Но отчего-то я не стремился немедленно приступать к чтению. Было странное ощущение: словно мы с Ольгой договорились о встрече и скоро она придет, но надо немного подождать. И я ждал, раздумывая о девушке и молодой женщине Ольге, с которыми никогда не был знаком, о фройляйн Ринке, игравшей со мной, когда я был совсем маленьким, сидевшей у моей кроватки, когда я болел, хорошо понимавшей меня, когда родители меня не понимали; я думал и об Ольге уже старой, о наших встречах и вылазках на природу и об установившейся между нами близости. Я вспоминал ее степенную осанку, звук ее голоса, ясный взгляд ее зеленых глаз.
Я пошел в кухню, наполнил термос чаем и с термосом вернулся за стол, к разложенным письмам.

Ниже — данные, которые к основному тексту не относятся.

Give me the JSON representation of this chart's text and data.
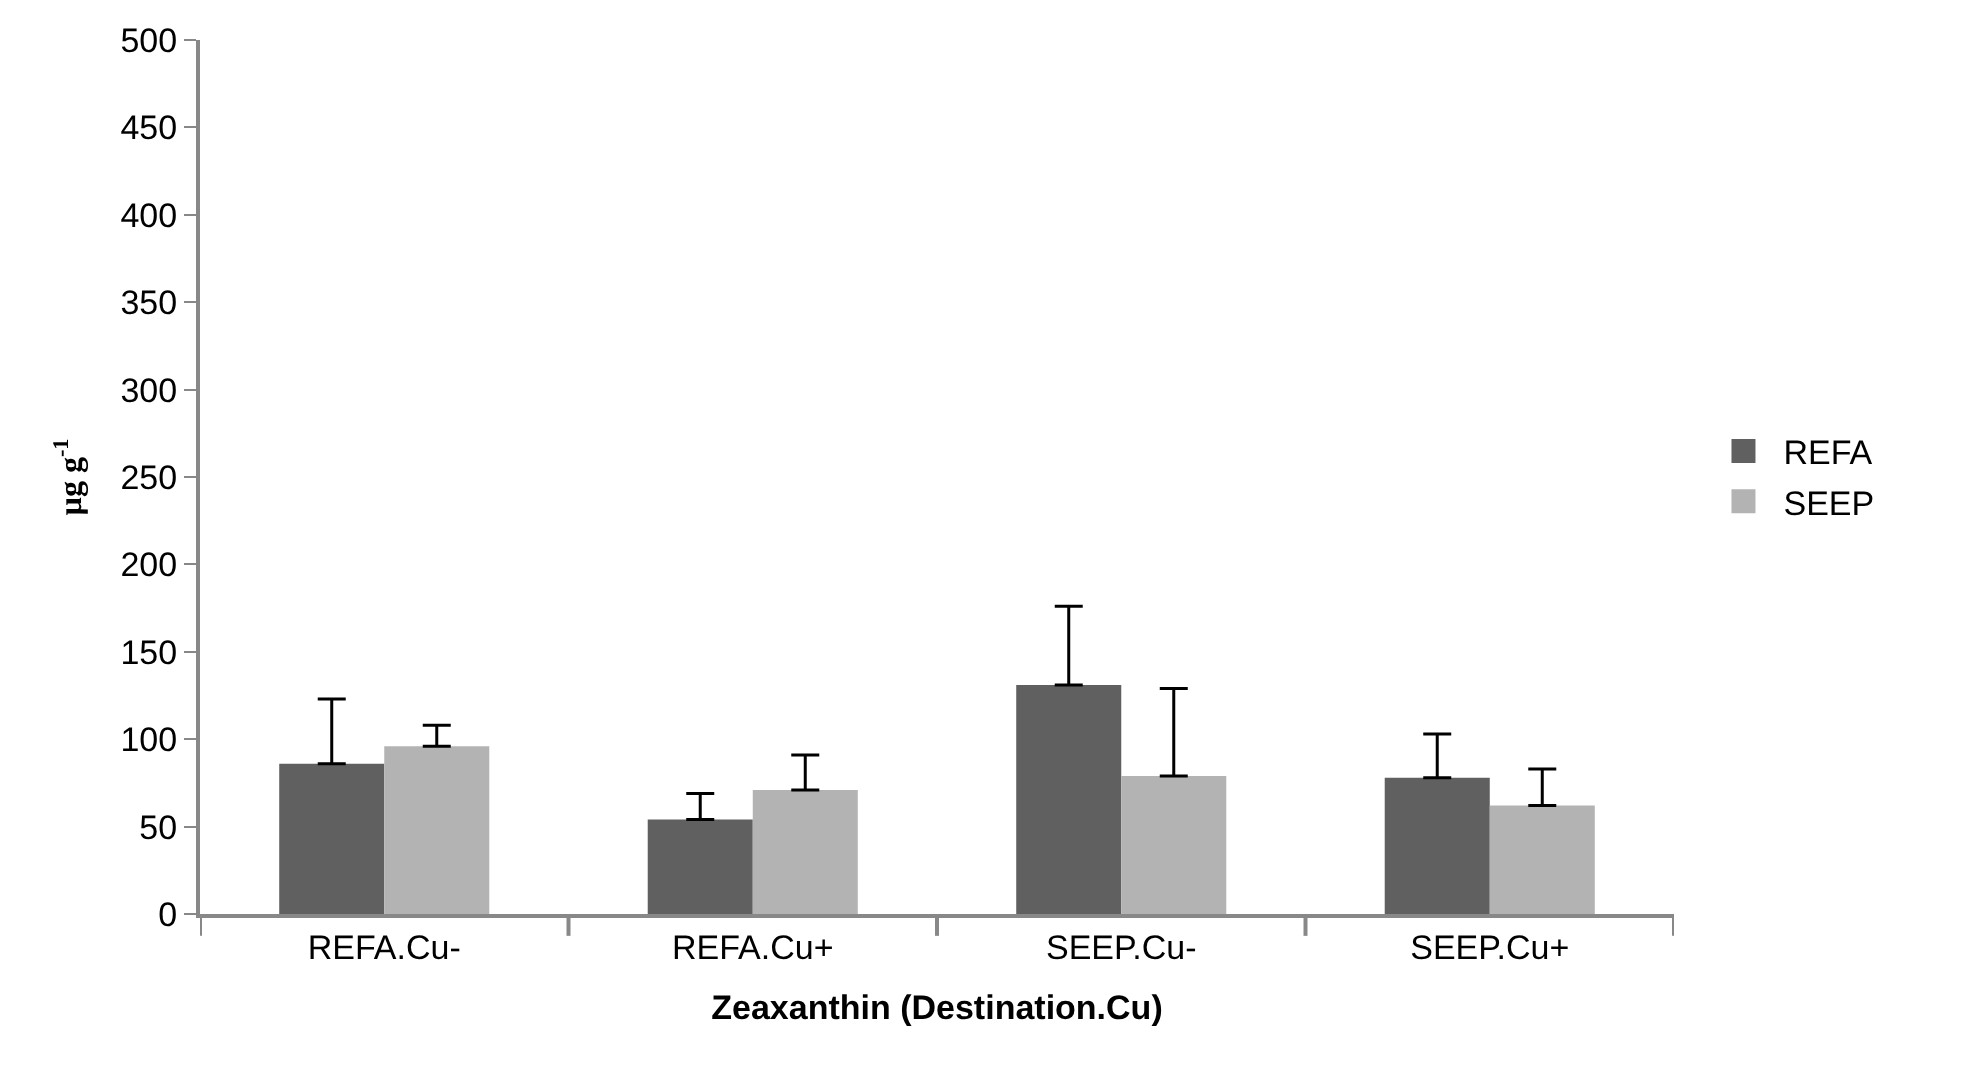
{
  "chart_data": {
    "type": "bar",
    "xlabel": "Zeaxanthin (Destination.Cu)",
    "ylabel": "µg g$^{-1}$",
    "categories": [
      "REFA.Cu-",
      "REFA.Cu+",
      "SEEP.Cu-",
      "SEEP.Cu+"
    ],
    "series": [
      {
        "name": "REFA",
        "color": "#606060",
        "values": [
          86,
          54,
          131,
          78
        ],
        "errors": [
          37,
          15,
          45,
          25
        ]
      },
      {
        "name": "SEEP",
        "color": "#b3b3b3",
        "values": [
          96,
          71,
          79,
          62
        ],
        "errors": [
          12,
          20,
          50,
          21
        ]
      }
    ],
    "ylim": [
      0,
      500
    ],
    "yticks": [
      0,
      50,
      100,
      150,
      200,
      250,
      300,
      350,
      400,
      450,
      500
    ],
    "legend": "right"
  }
}
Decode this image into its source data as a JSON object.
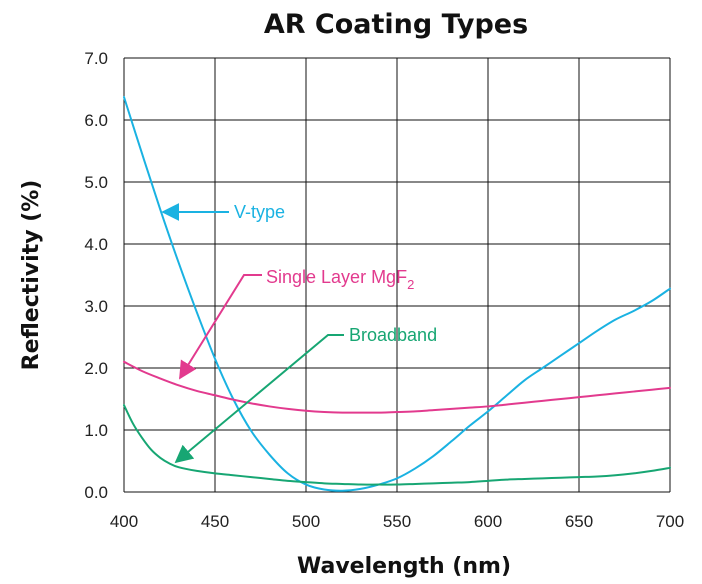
{
  "chart_data": {
    "type": "line",
    "title": "AR Coating Types",
    "xlabel": "Wavelength (nm)",
    "ylabel": "Reflectivity (%)",
    "xlim": [
      400,
      700
    ],
    "ylim": [
      0,
      7
    ],
    "grid": true,
    "x_ticks": [
      400,
      450,
      500,
      550,
      600,
      650,
      700
    ],
    "x_tick_labels": [
      "400",
      "450",
      "500",
      "550",
      "600",
      "650",
      "700"
    ],
    "y_ticks": [
      0,
      1,
      2,
      3,
      4,
      5,
      6,
      7
    ],
    "y_tick_labels": [
      "0.0",
      "1.0",
      "2.0",
      "3.0",
      "4.0",
      "5.0",
      "6.0",
      "7.0"
    ],
    "series": [
      {
        "name": "V-type",
        "color": "#1ab2e2",
        "x": [
          400,
          410,
          420,
          430,
          440,
          450,
          460,
          470,
          480,
          490,
          500,
          510,
          520,
          530,
          540,
          550,
          560,
          570,
          580,
          590,
          600,
          610,
          620,
          630,
          640,
          650,
          660,
          670,
          680,
          690,
          700
        ],
        "y": [
          6.37,
          5.45,
          4.55,
          3.7,
          2.9,
          2.15,
          1.5,
          0.98,
          0.6,
          0.3,
          0.12,
          0.04,
          0.02,
          0.05,
          0.12,
          0.22,
          0.38,
          0.58,
          0.82,
          1.07,
          1.3,
          1.55,
          1.8,
          2.0,
          2.2,
          2.4,
          2.6,
          2.78,
          2.92,
          3.08,
          3.28
        ]
      },
      {
        "name": "Single Layer MgF2",
        "color": "#e23a8e",
        "x": [
          400,
          410,
          420,
          430,
          440,
          450,
          460,
          470,
          480,
          490,
          500,
          510,
          520,
          530,
          540,
          550,
          560,
          570,
          580,
          590,
          600,
          610,
          620,
          630,
          640,
          650,
          660,
          670,
          680,
          690,
          700
        ],
        "y": [
          2.1,
          1.95,
          1.83,
          1.72,
          1.63,
          1.56,
          1.49,
          1.43,
          1.38,
          1.34,
          1.31,
          1.29,
          1.28,
          1.28,
          1.28,
          1.29,
          1.3,
          1.32,
          1.34,
          1.36,
          1.38,
          1.41,
          1.44,
          1.47,
          1.5,
          1.53,
          1.56,
          1.59,
          1.62,
          1.65,
          1.68
        ]
      },
      {
        "name": "Broadband",
        "color": "#17a673",
        "x": [
          400,
          405,
          410,
          415,
          420,
          425,
          430,
          440,
          450,
          460,
          470,
          480,
          490,
          500,
          510,
          520,
          530,
          540,
          550,
          560,
          570,
          580,
          590,
          600,
          610,
          620,
          630,
          640,
          650,
          660,
          670,
          680,
          690,
          700
        ],
        "y": [
          1.4,
          1.1,
          0.87,
          0.68,
          0.55,
          0.46,
          0.4,
          0.34,
          0.3,
          0.27,
          0.24,
          0.21,
          0.18,
          0.16,
          0.14,
          0.13,
          0.12,
          0.12,
          0.12,
          0.13,
          0.14,
          0.15,
          0.16,
          0.18,
          0.2,
          0.21,
          0.22,
          0.23,
          0.24,
          0.25,
          0.27,
          0.3,
          0.34,
          0.39
        ]
      }
    ],
    "annotations": [
      {
        "label": "V-type",
        "color": "#1ab2e2"
      },
      {
        "label": "Single Layer MgF",
        "subscript": "2",
        "color": "#e23a8e"
      },
      {
        "label": "Broadband",
        "color": "#17a673"
      }
    ]
  }
}
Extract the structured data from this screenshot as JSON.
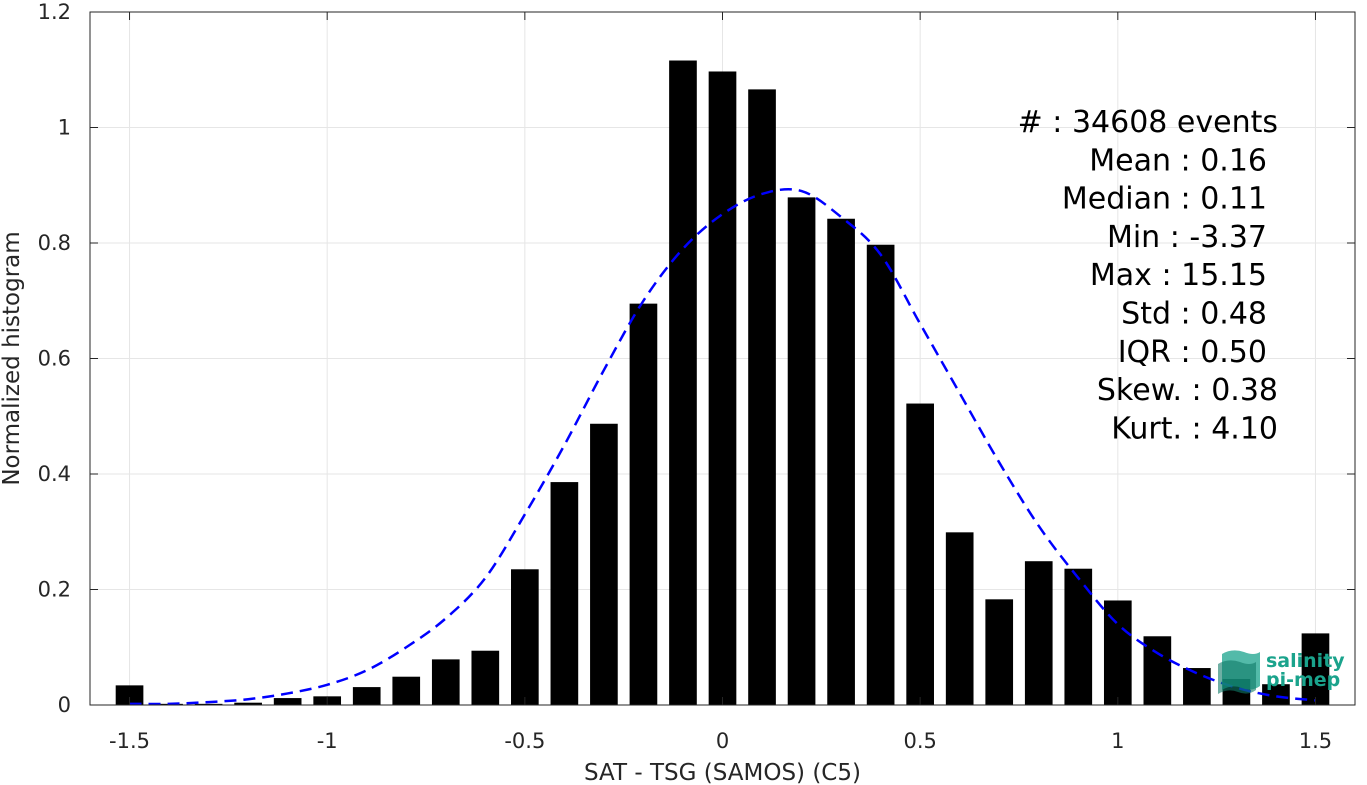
{
  "chart_data": {
    "type": "bar",
    "xlabel": "SAT - TSG (SAMOS) (C5)",
    "ylabel": "Normalized histogram",
    "xlim": [
      -1.6,
      1.6
    ],
    "ylim": [
      0,
      1.2
    ],
    "grid": true,
    "xticks": [
      -1.5,
      -1,
      -0.5,
      0,
      0.5,
      1,
      1.5
    ],
    "xtick_labels": [
      "-1.5",
      "-1",
      "-0.5",
      "0",
      "0.5",
      "1",
      "1.5"
    ],
    "yticks": [
      0,
      0.2,
      0.4,
      0.6,
      0.8,
      1,
      1.2
    ],
    "ytick_labels": [
      "0",
      "0.2",
      "0.4",
      "0.6",
      "0.8",
      "1",
      "1.2"
    ],
    "bar_color": "#000000",
    "bin_centers": [
      -1.5,
      -1.4,
      -1.3,
      -1.2,
      -1.1,
      -1.0,
      -0.9,
      -0.8,
      -0.7,
      -0.6,
      -0.5,
      -0.4,
      -0.3,
      -0.2,
      -0.1,
      0.0,
      0.1,
      0.2,
      0.3,
      0.4,
      0.5,
      0.6,
      0.7,
      0.8,
      0.9,
      1.0,
      1.1,
      1.2,
      1.3,
      1.4,
      1.5
    ],
    "values": [
      0.034,
      0.002,
      0.002,
      0.004,
      0.012,
      0.015,
      0.031,
      0.049,
      0.079,
      0.094,
      0.235,
      0.386,
      0.487,
      0.695,
      1.116,
      1.097,
      1.066,
      0.879,
      0.842,
      0.797,
      0.522,
      0.299,
      0.183,
      0.249,
      0.236,
      0.181,
      0.119,
      0.064,
      0.045,
      0.036,
      0.124
    ],
    "fit": {
      "type": "normal",
      "color": "#0000ff",
      "style": "dashed",
      "x": [
        -1.5,
        -1.4,
        -1.3,
        -1.2,
        -1.1,
        -1.0,
        -0.9,
        -0.8,
        -0.7,
        -0.6,
        -0.5,
        -0.4,
        -0.3,
        -0.2,
        -0.1,
        0.0,
        0.1,
        0.2,
        0.3,
        0.4,
        0.5,
        0.6,
        0.7,
        0.8,
        0.9,
        1.0,
        1.1,
        1.2,
        1.3,
        1.4,
        1.5
      ],
      "y": [
        0.002,
        0.002,
        0.005,
        0.01,
        0.02,
        0.035,
        0.06,
        0.1,
        0.15,
        0.22,
        0.33,
        0.45,
        0.58,
        0.7,
        0.79,
        0.85,
        0.885,
        0.89,
        0.845,
        0.78,
        0.66,
        0.54,
        0.42,
        0.31,
        0.22,
        0.14,
        0.09,
        0.055,
        0.03,
        0.015,
        0.008
      ]
    },
    "annotations": [
      "#  : 34608 events",
      "Mean : 0.16",
      "Median : 0.11",
      "Min : -3.37",
      "Max : 15.15",
      "Std : 0.48",
      "IQR : 0.50",
      "Skew. : 0.38",
      "Kurt. : 4.10"
    ]
  },
  "logo": {
    "line1": "salinity",
    "line2": "pi-mep",
    "color": "#1aa38c"
  }
}
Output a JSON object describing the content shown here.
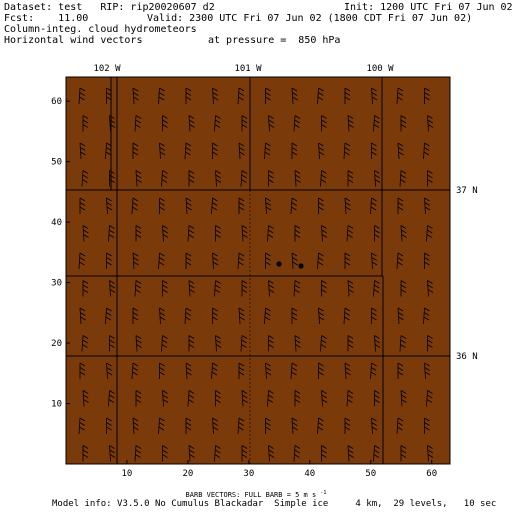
{
  "header": {
    "dataset": "Dataset: test   RIP: rip20020607 d2",
    "init": "Init: 1200 UTC Fri 07 Jun 02",
    "fcst": "Fcst:    11.00",
    "valid": "Valid: 2300 UTC Fri 07 Jun 02 (1800 CDT Fri 07 Jun 02)",
    "field1": "Column-integ. cloud hydrometeors",
    "field2": "Horizontal wind vectors",
    "pressure": "at pressure =  850 hPa"
  },
  "map": {
    "fill_color": "#7a3a0a",
    "x_ticks": [
      "10",
      "20",
      "30",
      "40",
      "50",
      "60"
    ],
    "y_ticks": [
      "10",
      "20",
      "30",
      "40",
      "50",
      "60"
    ],
    "lon_labels": [
      "102 W",
      "101 W",
      "100 W"
    ],
    "lat_labels": [
      "37 N",
      "36 N"
    ]
  },
  "footer": {
    "barb_note": "BARB VECTORS:  FULL BARB = 5 m s",
    "barb_sup": "-1",
    "model_info": "Model info: V3.5.0 No Cumulus Blackadar  Simple ice     4 km,  29 levels,   10 sec"
  }
}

День еще не клонился к вечеру, светило солнце, и за окном пели птицы.
Я взял первое письмо и начал читать.
Часть третья
Часть третья
Как ты мог так лгать мне? Я спросила, приедешь ли ты до начала зимы, и ты ответил «да», и это было в нашу последнюю ночь, мы любили друг друга, мы были близки, – о, если даже в такой момент правда для тебя не священна, то когда? Когда она для тебя священна? Или ты и раньше все время меня обманывал? По-твоему, я несмышленое дитя и можно морочить мне голову какими-то сказками? Или раз я женщина – значит глупа и где уж мне понять твои великие мужские мысли! Ты хотел меня пощадить? Нет, ты себя пощадил – не меня. А сказал бы правду, так и я тебе сказала бы правду. Вот она. Ты думаешь, если в Карелии ты все преодолел, то и теперь все преодолеешь? В Карелии тебе повезло. Тебе вообще всегда везло в жизни. Удачи вскружили тебе голову, лишили тебя способности мыслить здраво.
Двое покинули твою экспедицию. Их ты тоже обманул. Ты хотел быть как Амундсен? Объявить о своей великой цели только тогда, когда уже нет пути назад и остается выбор – победить либо погибнуть? Амундсен хотел опередить Скотта – а ты-то кого хочешь опередить? Кого, кроме тебя, интересует Северо-Восточная Земля и Северо-Восточный проход да, в конце концов, и сам Северный полюс? «Пусть жизнь твоя оборвется на взлете!» – ты говорил, что к экспедиции эти стихи не имеют отношения. И это тоже была ложь! Ты хочешь стать героем ценой своей гибели. Раз так, то и… Нет, нет, не возьму греха на душу. Но не обольщайся, не воображай, что там, на севере, погибнешь как герой. Герои отдают жизнь за великое дело. А ты погубишь свою жизнь ни за что. Не в «борьбе человечества смелой», не ради блага человечества. Ты просто замерзнешь.